李凤翔毕是宣府军务总监,积威也有一些,军卒们多数都服从了命令,可那为首的商人似乎并没有放弃劝说李凤翔离开的可能。
“李公身系宣府安危,万一鞑子大炮轰烂了铁闸,将来谁还能指挥这宣府的讨贼大军?”
李凤翔真想提着他的耳朵告诉他,宣府除了城中已经散掉的万多人陕兵,不会再有一支军队肯听他的调遣。若是往日,他一句话下去,就算那帮龟孙再不乐意,也得打断了牙齿咽到肚子里。但今时不同往日了,他的强干,也就是陕兵主力作鸟兽散,那些被他得罪光了的地方卫所和边军将领还有谁肯听他的?
但这一肚子的话又不能说出来,说出来就要打击本已低迷的士气。到最后就连高铿都来劝他,“李公,这位先生说的对,君子不立危墙,您万金之体若是有个好歹,将来小人们还指望谁去?”
高铿说的坦诚,李凤翔也大为动容,他的亲信不多,高铿算一个,这个年轻人脑袋活络,办事也靠谱,一念及此长叹一声。
“也罢,高铿你和他们一道去吧,咱家留下来守着粮食。”
几十万石粮食太多了,很多人恐怕一辈子都没见过这么多粮食,抛开其他因素,但就让李凤翔放弃这几十万石粮食,也是绝对不可能发生的事。
高铿一看李凤翔如此说话,便知道他误会了自己的意思,连忙道:“李公如何说两家话?既然李公准备与鞑子拼个你死我活,小人也跟鞑子拼了!”
“拼了!拼了!”
在高铿的感召下,甚至不少粮库护兵的态度都在陡然发生着变化。
那商人见自己提出离开宣府城的提议得不到相应,便只好放弃了这个念头,可他们真的能守住吗?答案肯定是否定的,这一点用脚指头都能够想清楚,可他们又能坚持多久,鞑子细作们可是有大炮的,万一这铁闸挡不住了,让人家稳重捉鳖,这任务失败的可够彻底的。
说白了还是怪李凤翔太无能,他就在纳闷,得多蠢的人在敌人发难一瞬间,便丧失了和所有军队的联系,更离谱的是这些军队原本都是百战老兵,如何到了李凤翔这里就成了一排排的软脚虾呢?
眼看着天亮了,城中的火光却还没有见小的趋势,随着城中的混乱哭喊声再次达到**,站在高高城墙上瞭望的军卒便立即向下边示警:
“坏了,鞑子援兵来了,还都是骑兵!娘的,还祸害百姓……”
这话让“瓮城”中的人精神陡然紧张起来,刚刚鼓起来的士气便如被扎漏了的猪尿泡,立即别泄了气。
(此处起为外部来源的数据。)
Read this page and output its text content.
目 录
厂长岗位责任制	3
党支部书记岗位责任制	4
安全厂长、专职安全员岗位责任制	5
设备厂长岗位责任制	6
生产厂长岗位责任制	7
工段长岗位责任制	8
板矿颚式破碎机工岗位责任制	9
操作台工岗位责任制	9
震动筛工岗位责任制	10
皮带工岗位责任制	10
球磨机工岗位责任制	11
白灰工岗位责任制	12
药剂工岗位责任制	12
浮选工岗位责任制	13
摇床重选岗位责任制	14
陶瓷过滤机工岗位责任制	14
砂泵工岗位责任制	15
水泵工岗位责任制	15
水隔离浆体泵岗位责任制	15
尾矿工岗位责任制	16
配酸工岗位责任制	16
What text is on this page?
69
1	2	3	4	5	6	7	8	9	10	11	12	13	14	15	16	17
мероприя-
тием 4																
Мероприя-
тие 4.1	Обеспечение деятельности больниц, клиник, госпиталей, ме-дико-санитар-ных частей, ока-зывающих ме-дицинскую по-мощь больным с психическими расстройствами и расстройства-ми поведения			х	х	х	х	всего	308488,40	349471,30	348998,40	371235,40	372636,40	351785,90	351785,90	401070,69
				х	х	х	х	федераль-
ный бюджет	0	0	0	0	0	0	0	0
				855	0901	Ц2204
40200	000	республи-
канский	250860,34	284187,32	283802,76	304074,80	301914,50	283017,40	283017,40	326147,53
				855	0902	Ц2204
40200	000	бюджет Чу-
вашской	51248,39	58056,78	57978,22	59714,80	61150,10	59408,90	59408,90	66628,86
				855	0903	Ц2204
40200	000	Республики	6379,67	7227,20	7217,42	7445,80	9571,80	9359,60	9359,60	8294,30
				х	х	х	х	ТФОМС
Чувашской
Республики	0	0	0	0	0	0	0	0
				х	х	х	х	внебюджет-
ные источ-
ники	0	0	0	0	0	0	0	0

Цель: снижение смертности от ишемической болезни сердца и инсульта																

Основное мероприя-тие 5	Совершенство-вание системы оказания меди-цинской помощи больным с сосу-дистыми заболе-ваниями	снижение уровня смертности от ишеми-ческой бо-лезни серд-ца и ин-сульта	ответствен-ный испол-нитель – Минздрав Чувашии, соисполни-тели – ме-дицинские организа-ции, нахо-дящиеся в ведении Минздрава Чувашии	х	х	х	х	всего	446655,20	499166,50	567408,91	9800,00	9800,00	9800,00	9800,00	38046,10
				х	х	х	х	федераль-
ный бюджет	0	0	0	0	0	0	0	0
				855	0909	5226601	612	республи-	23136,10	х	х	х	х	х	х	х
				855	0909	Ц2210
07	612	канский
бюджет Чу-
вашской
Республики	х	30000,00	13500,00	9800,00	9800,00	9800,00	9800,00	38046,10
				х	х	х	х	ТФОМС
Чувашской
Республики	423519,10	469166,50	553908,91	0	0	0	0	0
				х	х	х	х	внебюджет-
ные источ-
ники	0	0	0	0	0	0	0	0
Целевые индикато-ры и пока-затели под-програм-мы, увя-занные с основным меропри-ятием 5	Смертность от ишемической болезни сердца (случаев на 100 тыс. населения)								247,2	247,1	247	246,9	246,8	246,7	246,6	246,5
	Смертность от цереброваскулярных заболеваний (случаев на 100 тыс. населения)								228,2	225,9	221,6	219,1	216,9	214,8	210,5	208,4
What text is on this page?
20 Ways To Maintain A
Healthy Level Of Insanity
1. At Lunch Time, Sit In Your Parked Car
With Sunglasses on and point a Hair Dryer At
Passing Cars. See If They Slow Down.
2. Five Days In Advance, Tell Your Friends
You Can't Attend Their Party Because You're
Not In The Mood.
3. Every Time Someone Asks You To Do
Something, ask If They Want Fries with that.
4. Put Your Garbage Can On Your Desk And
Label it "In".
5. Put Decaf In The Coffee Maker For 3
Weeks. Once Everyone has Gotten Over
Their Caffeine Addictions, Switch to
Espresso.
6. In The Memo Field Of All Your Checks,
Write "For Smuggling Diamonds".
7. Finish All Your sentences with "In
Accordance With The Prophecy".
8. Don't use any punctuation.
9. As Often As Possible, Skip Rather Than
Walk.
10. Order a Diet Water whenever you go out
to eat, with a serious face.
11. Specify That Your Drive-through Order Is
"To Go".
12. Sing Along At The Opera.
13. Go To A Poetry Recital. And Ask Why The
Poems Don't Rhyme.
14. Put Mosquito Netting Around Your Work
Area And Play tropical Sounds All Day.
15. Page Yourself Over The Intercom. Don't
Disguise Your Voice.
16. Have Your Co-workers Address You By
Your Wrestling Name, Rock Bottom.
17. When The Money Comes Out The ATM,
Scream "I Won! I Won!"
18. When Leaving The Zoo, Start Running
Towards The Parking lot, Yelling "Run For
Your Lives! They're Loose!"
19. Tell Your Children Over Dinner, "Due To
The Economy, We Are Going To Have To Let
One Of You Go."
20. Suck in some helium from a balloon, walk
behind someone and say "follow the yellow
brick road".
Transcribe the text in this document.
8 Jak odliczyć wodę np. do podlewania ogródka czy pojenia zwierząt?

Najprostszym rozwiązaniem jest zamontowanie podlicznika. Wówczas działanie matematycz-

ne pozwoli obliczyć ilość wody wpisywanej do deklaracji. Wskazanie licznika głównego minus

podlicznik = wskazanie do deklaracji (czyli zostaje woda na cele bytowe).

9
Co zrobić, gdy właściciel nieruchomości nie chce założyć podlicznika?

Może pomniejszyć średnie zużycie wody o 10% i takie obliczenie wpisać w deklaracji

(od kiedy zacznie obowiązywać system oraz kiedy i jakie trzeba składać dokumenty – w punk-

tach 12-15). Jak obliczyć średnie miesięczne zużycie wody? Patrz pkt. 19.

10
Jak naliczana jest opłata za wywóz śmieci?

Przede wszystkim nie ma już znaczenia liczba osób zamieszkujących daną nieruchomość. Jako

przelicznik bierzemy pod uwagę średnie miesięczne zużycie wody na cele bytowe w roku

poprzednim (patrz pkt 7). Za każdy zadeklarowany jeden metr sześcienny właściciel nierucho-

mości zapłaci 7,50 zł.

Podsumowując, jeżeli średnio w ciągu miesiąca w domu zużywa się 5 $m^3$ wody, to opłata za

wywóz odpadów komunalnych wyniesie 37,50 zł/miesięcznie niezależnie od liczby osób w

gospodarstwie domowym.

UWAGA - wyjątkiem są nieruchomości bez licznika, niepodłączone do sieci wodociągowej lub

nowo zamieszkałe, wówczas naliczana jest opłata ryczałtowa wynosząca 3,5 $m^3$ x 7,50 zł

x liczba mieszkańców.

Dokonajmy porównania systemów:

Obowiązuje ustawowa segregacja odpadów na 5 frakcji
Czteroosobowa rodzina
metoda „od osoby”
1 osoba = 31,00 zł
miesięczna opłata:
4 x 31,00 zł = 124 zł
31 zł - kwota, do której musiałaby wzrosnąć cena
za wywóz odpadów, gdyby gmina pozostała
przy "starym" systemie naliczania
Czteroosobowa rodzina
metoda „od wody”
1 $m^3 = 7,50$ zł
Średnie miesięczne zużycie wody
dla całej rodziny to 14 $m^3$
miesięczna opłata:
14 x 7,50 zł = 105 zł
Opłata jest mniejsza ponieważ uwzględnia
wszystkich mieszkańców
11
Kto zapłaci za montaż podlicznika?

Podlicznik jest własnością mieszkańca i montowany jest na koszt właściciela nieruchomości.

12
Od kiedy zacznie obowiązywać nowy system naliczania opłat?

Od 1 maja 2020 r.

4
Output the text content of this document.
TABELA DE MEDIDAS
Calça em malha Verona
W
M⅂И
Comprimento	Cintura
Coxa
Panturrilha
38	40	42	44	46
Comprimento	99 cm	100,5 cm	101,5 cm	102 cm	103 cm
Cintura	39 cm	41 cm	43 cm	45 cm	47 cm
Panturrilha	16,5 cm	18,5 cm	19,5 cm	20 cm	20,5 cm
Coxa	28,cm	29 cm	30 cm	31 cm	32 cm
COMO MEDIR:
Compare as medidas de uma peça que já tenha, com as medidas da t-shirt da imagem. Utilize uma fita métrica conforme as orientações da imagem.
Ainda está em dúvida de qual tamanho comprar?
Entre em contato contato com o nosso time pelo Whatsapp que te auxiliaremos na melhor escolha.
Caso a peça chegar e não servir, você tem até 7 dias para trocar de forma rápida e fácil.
李凤翔见状,知道再不走所有人都得被一勺烩了,竟然不再坚持,主动同意撤离宣府。
“唉!咱家就知道,这宣府是守不住了,走吧,都走吧!高铿,你带个头,趁着鞑子不在城墙上的当口,让这些兄弟们都平安的在城外落地。”
为首的商人见他悲观便劝道:“援兵今日必到,只要撑下去,宣府早晚还是咱们的!”
李凤翔终于没忍住,“今天不会有援兵,明天也不会有援兵,下了城就分头逃命去吧!”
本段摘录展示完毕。